名称为data的变量最终应该是字典,而不是列表。因此,当您尝试执行“ for row in data:”时,您说的是“对字典中的每个键执行以下操作”,对于列表中的项目,!字典没有顺序,但是无论哪个键首先被选为row,该命令都会失败,因为它无法在其中找到任何名为“ symmetrixID”的东西。例如,如果HostID是循环中选择的第一个键,则row['symmetrixID']表示data['HostID']['symmetrixID']

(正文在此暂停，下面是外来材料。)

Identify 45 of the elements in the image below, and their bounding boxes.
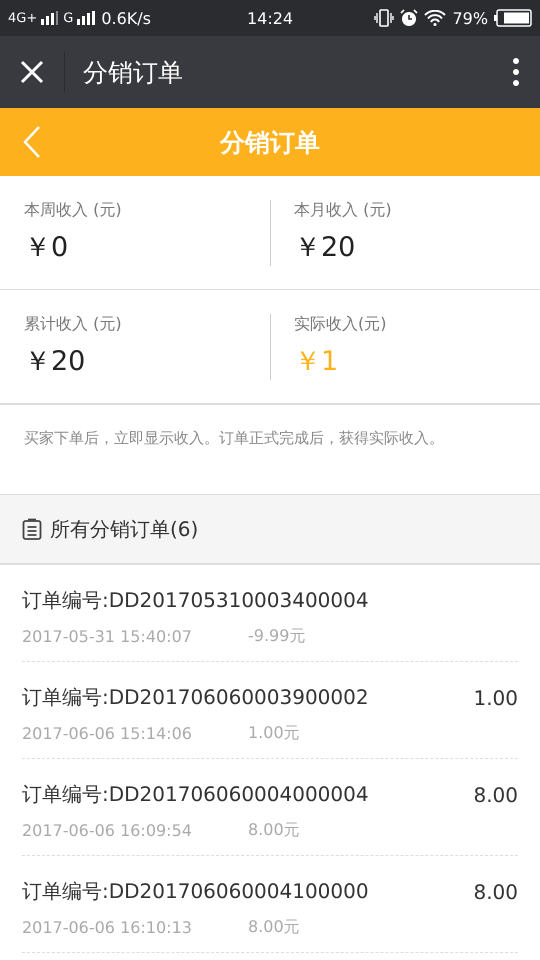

如果您仔细观察,字典中只有一个列表可以循环访问,即data["perf_data"]。所以在那里尝试循环。

因此,暂时将您的数据粘贴在字符串中:

s = """
{
  "symmetrixID": "000123401234", 
  "HostID": "jupiter_ig", 
  "perf_data": [
    {
      "HostMBReads": 0.00024720083, 
      "timestamp": 1553637300000, 
      "Writes": 0.0, 
      "ReadResponseTime": 0.15273508, 
      "Reads": 0.06328341, 
      "WriteResponseTime": 0.0, 
      "ResponseTime": 0.15273508, 
      "SyscallCount": 0.09326678, 
      "HostMBWrites": 0.0, 
      "HostIOs": 0.06328341, 
      "MBs": 0.00024720083
    }, 
    {
      "HostMBReads": 0.0004939684, 
      "timestamp": 1553637600000, 
      "Writes": 0.0, 
      "ReadResponseTime": 0.15828949, 
      "Reads": 0.1264559, 
      "WriteResponseTime": 0.0, 
      "ResponseTime": 0.15828949, 
      "SyscallCount": 0.123128116, 
      "HostMBWrites": 0.0, 
      "HostIOs": 0.1264559, 
      "MBs": 0.0004939684
    }, 
    {
      "HostMBReads": 0.0, 
      "timestamp": 1553637900000, 
      "Writes": 0.0, 
      "ReadResponseTime": 0.0, 
      "Reads": 0.0, 
      "WriteResponseTime": 0.0, 
      "ResponseTime": 0.0, 
      "SyscallCount": 0.2, 
      "HostMBWrites": 0.0, 
      "HostIOs": 0.0, 
      "MBs": 0.0
    }
  ], 
  "reporting_level": "Host"
}
"""

这是我获取数据格式的方法:

import json
data = json.loads(s)

symmetrixID= data['symmetrixID']
HostID= data['HostID']
for row in data['perf_data']:
    HostMBReads = row['HostMBReads']
    timestamp = row['timestamp']
    joined = ",".join([str(c) for c in [symmetrixID, HostID, HostMBReads, timestamp]])
    print(joined)

请注意,我更改了您的joined表达式。如果您没有先将所有这些float值都更改为字符串,则join将不起作用。无论如何,您都可以使用所需的书写命令来替换print命令。